Streams of Sewage - a Failure of Privatisation
Water companies have found a way to make it seem like they're treating more sewage while actually dumping it into our rivers. They call it "flow trimming." By diverting sewage away from treatment plants, they save money, but our rivers suffer. Like VW’s “defeat” software to mask diesel engine emissions – it’s easier to fake good performance than actually deliver it.
This scheme benefits shareholders, over 70% of which are foreign entities. Since privatisation, these shareholders who have pocketed £78bn in dividends , whilst the industry has amassed £64bn of debt.
Public service providers like Thames Water are too big to fail, so the government bails them out, leaving taxpayers with the risk. Meanwhile, the regulatory system that is supposed to keep our rivers clean is totally ineffective, with enforcement agencies like the Environment Agency understaffed and underfunded.
Our rivers are now dumping grounds for sewage and political failures.
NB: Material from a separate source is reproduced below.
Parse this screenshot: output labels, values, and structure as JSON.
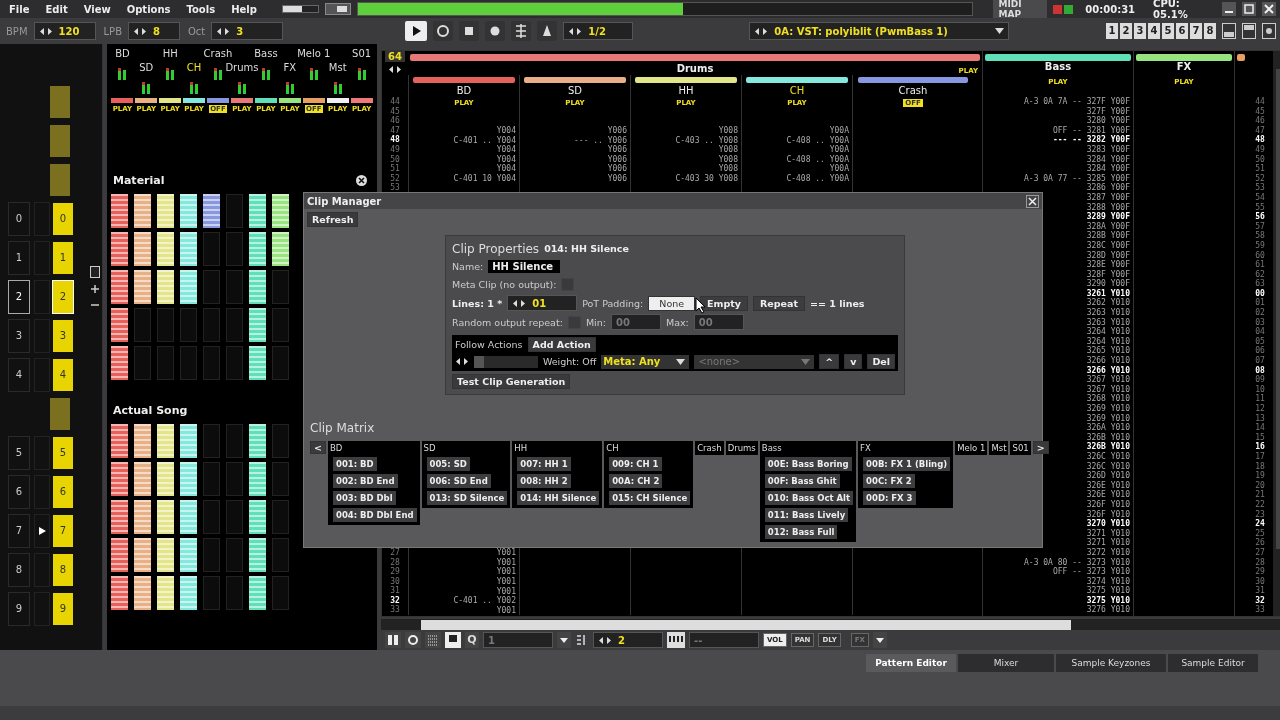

Successive Conservative and Labour Governments have failed to force these companies to serve the public. Richard Murphy states that the Water Companies are “environmentally insolvent” – that they will never be able to fund the investment we need to deliver clean water from our taps and into our rivers.
In 2021, Danny Kruger voted down an amendment to the Environment Bill that sought and outright ban on water companies discharging sewage. He has since been seeking to tinker with Ofwat – using fines for environmental remediation, seeking changes to the Strategic Policy Statement. It is only this year – that the Environment Agency has been given a promised boost in funding to better police the water companies.
The outcome since Danny Kruger, and many other Conservatives voted not to ban sewage in 2021 is that sewage has continued to be dumped unabated into our chalk streams. Perhaps a simple ban might have been easier to understand than the ineffectual changes that have applied.
In November 1989 PM Margaret Thatcher replied in PMQs that “water privatisation I believe will go very successfully indeed. And perhaps therefore we had better wait and see so that we can pontificate in the light of the facts.” Well - we can now pontificate and agree that from the perspective of the public and the environment it has comprehensively failed. We can no longer tinker, we have to be bold and consider public ownership, or as the Lib Dems have suggested public benefit companies. Now.